Iraqi-Jewish building to become heritage site

The Iraqi newspaper Alsumaria News has reported that a building constructed by a Jewish merchant in the city of Diwaniya will become a heritage site. The article fudges the circumstances surrounding the Jewish exodus, but it is a good sign that some physical evidence of the ancient Jewish presence is being preserved. Here is a rough translation (with thanks: Aymenn):

Diwaniya province announced Wednesday that it would convert a building built by the Jews early last century into a  heritage building: guards will protect the building to maintain its features, while the Ministry of Antiquities will offer to buy it from its owners.

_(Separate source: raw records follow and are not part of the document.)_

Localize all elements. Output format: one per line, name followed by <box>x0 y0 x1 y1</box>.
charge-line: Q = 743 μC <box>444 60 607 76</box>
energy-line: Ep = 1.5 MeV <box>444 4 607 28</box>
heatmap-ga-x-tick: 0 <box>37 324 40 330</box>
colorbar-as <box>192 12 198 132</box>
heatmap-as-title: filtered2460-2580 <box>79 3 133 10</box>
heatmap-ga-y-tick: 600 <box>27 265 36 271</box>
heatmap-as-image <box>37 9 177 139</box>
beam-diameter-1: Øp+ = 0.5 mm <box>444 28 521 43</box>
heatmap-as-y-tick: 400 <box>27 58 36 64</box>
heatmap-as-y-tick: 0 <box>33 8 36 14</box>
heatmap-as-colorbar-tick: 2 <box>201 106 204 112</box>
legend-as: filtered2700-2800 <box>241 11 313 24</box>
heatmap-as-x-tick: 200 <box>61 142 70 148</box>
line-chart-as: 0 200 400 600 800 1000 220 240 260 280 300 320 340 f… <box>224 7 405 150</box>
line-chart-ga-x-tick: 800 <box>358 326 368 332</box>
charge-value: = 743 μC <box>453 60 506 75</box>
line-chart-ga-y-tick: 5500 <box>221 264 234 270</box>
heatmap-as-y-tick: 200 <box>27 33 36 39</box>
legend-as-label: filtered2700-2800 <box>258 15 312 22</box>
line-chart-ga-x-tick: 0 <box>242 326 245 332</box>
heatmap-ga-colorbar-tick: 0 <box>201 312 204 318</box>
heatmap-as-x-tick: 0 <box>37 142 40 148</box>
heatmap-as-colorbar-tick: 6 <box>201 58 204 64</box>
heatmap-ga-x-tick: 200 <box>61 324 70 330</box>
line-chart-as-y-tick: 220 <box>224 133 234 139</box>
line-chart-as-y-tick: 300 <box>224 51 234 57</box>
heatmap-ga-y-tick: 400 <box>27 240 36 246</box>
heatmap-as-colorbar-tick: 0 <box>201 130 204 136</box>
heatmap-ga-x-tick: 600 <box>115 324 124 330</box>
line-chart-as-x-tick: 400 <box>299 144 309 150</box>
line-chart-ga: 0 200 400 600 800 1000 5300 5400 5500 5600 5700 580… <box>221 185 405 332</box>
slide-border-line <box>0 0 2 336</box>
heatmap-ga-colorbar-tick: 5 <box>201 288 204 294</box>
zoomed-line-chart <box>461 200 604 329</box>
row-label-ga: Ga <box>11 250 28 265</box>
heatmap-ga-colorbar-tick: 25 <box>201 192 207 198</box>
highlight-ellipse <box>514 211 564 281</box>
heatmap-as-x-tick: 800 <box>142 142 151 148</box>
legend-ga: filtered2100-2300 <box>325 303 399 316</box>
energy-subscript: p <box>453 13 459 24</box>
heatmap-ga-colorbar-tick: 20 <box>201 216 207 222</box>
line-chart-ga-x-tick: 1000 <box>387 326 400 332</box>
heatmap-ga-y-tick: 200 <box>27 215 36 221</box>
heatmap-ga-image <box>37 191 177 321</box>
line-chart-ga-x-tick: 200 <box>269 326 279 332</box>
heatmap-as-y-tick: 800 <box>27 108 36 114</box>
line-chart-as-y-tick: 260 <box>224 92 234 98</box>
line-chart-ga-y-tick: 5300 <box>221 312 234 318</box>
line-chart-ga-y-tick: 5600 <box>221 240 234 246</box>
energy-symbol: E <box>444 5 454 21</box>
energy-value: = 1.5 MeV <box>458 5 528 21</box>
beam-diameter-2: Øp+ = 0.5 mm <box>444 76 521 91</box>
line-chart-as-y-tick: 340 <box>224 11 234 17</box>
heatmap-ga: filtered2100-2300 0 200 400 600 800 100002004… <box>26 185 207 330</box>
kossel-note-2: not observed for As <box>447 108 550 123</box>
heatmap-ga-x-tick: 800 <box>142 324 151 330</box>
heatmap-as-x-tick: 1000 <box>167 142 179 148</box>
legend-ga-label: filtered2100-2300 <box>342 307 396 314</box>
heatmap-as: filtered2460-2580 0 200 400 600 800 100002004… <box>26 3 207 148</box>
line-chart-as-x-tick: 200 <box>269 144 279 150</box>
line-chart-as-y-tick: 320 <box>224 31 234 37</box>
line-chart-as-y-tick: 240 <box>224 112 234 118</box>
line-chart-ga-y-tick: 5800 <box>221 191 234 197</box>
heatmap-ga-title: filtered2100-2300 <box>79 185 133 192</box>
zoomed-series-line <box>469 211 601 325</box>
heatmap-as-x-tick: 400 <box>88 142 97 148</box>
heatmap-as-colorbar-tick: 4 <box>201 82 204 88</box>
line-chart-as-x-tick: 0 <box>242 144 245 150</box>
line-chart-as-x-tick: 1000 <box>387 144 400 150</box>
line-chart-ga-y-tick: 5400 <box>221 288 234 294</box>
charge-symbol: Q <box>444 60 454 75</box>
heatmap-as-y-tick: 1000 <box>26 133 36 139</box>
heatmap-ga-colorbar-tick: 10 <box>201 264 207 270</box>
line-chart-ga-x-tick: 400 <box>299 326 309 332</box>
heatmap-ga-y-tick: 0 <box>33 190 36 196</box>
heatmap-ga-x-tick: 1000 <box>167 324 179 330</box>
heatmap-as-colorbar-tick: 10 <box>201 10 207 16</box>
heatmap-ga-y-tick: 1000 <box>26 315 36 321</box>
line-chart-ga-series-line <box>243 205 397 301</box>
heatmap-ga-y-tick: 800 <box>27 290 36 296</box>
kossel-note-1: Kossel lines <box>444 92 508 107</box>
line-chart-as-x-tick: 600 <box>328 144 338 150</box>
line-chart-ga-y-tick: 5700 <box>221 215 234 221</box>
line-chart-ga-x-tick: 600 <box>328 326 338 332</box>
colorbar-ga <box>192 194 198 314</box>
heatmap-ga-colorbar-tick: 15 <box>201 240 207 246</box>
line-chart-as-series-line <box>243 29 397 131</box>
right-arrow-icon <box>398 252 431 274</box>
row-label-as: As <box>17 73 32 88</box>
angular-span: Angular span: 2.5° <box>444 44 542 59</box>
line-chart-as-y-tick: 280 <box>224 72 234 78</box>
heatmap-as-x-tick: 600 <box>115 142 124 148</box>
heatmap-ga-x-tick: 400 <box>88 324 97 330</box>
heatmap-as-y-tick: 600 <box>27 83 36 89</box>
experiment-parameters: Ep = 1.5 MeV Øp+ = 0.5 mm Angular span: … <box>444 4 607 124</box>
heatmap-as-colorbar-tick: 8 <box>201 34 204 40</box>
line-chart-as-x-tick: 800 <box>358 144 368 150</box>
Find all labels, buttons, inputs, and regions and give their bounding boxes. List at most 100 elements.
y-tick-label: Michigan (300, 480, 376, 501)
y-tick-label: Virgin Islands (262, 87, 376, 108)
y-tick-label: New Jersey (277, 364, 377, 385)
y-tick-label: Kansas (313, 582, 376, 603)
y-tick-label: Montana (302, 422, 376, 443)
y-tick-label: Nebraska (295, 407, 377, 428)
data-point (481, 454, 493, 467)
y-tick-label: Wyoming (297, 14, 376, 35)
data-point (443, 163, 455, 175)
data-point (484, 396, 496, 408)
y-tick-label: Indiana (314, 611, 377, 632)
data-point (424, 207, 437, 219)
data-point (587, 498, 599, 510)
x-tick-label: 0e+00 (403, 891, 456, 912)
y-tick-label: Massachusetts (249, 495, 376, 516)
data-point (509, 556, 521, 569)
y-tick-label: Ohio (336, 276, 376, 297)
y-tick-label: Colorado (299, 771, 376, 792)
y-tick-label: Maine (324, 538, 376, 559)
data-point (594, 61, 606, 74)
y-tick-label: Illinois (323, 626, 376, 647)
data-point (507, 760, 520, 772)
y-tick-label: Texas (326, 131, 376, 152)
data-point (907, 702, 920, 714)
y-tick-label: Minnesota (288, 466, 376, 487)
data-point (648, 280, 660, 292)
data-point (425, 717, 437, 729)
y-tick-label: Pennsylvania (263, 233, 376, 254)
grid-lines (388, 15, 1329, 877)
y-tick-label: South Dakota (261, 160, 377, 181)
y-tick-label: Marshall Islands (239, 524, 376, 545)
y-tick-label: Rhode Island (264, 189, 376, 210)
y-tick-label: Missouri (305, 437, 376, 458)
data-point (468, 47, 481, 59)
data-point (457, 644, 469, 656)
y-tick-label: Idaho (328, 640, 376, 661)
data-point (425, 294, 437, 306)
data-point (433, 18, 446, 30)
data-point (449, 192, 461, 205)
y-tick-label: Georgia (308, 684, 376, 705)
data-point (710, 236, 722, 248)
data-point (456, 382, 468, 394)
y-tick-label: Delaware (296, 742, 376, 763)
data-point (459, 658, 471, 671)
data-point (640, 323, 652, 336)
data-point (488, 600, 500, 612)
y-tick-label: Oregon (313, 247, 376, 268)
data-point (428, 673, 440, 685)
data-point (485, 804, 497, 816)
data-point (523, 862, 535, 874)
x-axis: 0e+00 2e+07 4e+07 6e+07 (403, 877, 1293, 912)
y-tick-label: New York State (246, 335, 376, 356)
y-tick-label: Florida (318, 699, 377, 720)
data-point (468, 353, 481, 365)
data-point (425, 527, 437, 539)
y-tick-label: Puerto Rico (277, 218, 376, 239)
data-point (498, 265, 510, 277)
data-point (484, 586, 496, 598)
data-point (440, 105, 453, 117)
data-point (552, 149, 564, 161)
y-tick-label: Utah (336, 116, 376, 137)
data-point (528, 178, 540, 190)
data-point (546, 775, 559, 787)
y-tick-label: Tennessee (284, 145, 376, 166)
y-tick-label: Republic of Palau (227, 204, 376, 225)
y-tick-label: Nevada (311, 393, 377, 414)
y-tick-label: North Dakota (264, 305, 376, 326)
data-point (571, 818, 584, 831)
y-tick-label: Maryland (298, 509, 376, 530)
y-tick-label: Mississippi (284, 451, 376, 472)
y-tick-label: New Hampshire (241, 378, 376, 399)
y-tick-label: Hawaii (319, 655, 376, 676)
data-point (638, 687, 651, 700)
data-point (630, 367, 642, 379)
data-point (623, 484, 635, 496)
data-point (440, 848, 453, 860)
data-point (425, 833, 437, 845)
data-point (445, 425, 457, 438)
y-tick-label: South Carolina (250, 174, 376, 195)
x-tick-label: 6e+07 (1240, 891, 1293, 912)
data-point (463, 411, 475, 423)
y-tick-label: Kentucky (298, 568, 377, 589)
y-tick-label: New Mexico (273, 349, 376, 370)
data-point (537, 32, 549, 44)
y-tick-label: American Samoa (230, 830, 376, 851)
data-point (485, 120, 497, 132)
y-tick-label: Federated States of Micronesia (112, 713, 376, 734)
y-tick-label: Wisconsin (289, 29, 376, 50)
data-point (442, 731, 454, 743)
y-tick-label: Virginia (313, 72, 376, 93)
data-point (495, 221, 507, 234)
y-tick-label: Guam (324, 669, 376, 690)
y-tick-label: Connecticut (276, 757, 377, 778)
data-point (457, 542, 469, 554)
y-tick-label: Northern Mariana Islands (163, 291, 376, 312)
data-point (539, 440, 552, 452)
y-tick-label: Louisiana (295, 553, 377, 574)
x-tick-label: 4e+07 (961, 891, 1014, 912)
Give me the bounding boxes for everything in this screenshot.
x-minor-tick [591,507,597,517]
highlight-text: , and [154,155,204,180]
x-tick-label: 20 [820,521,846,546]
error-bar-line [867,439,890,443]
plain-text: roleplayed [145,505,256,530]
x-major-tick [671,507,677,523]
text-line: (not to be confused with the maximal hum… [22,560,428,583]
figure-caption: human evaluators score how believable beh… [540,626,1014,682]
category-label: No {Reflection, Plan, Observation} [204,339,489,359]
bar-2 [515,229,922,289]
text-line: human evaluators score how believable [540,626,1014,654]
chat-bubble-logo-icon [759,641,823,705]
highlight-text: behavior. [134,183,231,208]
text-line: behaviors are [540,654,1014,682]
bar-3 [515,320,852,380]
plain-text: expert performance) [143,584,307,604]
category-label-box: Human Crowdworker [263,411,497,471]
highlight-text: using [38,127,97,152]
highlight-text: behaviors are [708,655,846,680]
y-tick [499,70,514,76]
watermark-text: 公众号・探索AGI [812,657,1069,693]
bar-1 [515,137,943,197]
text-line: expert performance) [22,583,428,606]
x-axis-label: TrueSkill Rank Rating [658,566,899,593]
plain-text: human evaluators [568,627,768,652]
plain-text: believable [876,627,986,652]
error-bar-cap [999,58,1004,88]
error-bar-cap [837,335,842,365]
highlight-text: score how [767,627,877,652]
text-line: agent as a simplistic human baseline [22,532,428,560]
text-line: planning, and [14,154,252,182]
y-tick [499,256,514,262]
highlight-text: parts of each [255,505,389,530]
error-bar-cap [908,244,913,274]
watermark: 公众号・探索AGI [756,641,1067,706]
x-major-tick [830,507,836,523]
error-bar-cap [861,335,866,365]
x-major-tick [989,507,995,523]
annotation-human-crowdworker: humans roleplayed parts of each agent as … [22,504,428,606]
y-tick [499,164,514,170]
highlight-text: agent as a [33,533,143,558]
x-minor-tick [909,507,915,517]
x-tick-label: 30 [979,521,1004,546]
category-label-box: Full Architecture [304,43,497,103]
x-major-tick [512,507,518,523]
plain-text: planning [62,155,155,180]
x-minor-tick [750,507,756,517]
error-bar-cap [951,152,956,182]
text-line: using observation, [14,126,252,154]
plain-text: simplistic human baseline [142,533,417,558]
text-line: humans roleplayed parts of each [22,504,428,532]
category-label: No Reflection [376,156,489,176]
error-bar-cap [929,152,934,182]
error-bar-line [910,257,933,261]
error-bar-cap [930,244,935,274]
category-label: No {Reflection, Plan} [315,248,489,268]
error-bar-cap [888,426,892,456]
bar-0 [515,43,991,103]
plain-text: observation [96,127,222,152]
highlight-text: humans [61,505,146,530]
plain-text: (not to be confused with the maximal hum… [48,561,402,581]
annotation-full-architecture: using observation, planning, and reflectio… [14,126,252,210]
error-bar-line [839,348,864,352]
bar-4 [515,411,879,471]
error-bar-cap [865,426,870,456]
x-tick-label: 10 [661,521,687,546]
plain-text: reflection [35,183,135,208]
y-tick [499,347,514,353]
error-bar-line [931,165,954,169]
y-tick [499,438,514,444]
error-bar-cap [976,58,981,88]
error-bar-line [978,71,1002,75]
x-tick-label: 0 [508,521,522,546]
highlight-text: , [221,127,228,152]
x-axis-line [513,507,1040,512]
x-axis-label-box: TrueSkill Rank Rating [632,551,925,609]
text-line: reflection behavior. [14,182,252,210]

The director of the heritage center in the province of Diwaniyah, 180 km from Baghdad. Ghalib al-Kaabi said in an interview with Alsumaria News that a decision had been issued by the Ministry of Tourism and Antiquities to name a building constructed in heart of the commercial center of the city of Diwaniya, a heritage site.

The building, which consists of two floors and covers an area of more than 400m, dates back to the 1920s and was built by a Jewish merchant named Sasson Khadouri.

The present owners would be "barred from selling to any party other than the Minister of Tourism or change the character of the building according to the law."

The building is eligible to be a first class tourist site for its architectural style and unique inscriptions.

It is noteworthy that Iraq was home to a large number of followers of Judaism in the past, but many of them left the country in waves of mass displacement  after the establishment of the State of Israel in the aftermath of the war between Arabs and Israelis in 1948. Iraqi Jews were a sector rich and active within Iraqi society.